Trial-to-trial variability is an essential feature of neural responses and is likely to arise from a complex interaction between stimulus-evoked activity and ongoing spontaneous neural activity in the central nervous system. Response variability is often treated as random noise generated either by an external source like another brain area, or by stochastic processes within the circuit. A considerable amount of variability can also arise from the same circuitry and intrinsic network dynamics that generate responses to a stimulus. Indeed ongoing neural activity in the central nervous system is comparable in magnitude and complexity to activity evoked by sensory stimuli [1,2].
How can we distinguish between external and internal sources of neuronal variability? We ask whether internal and external sources of variability depend on stimulus features in different ways, giving them distinct experimental signatures and functional interpretations. How are stimulus-evoked responses faithfully extracted from complex background activity to identify real features of the external world?
We use a neural network model that generates highly irregular and chaotic patterns of activity in the absence of stochastic input. On the basis of numerical simulations and mean-field calculations , we find a phase transition between two basic dynamic behaviors: a periodic state where the network is locked in phase and frequency to the external stimulus, and a chaotic state where neurons behave as noisy oscillators with only partial entrainment to the stimulus (Figure 1). We construct phase diagrams showing how these dynamics depend on the strength and frequency of the external input, the strength of the connectivity, and the residual imbalance between excitation and inhibition. We argue that sensory-evoked responses can actively suppress ongoing intrinsically generated fluctuations. This provides a theoretical basis and potential mechanism for the experimental observation that intrinsic neuronal variability is reduced by the presence of a stimulus [1-3].
Figure 1. A phase transition curve showing critical input amplitudes that divide regions of periodic and chaotic activity as a function of input frequency, computed by mean-field theory (open circles) and by simulating a 10,000-neuron network (red circles).

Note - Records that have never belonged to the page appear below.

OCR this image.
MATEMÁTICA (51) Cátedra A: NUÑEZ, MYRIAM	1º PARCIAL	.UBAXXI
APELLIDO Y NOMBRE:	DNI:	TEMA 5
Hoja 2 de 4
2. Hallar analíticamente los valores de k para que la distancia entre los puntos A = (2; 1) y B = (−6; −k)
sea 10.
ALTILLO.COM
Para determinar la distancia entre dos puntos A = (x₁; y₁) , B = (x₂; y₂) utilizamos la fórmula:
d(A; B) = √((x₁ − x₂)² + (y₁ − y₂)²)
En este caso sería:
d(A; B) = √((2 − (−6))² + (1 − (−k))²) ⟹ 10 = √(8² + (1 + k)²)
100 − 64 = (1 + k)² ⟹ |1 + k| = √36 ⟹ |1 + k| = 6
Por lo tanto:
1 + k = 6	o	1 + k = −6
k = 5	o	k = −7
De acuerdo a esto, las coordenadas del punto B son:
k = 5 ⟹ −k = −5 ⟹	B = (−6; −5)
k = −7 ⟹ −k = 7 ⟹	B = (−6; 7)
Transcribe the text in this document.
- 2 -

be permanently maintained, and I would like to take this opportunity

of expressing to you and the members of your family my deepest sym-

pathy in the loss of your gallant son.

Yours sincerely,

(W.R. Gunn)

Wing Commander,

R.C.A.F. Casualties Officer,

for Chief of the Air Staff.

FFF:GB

There is a resonant frequency at which it is possible for a periodic input to entrain the network by suppressing intrinsic chaos even though there are no resonant features apparent in the spontaneous activity. Inset traces show representative firing rates for the regions indicated along with the logarithm of the power spectrum of the activity across the network.
We also show that the nonlinear interaction between the relatively slow intrinsic fluctuations and external stimulus results in a non-monotonic frequency dependence of this suppression. Consequently, measures of trial-to-trial variability of neural responses can be more sensitive to the amplitude and frequency of the stimulus, compared to the mean responses that are typically the focus of electrophysiological studies.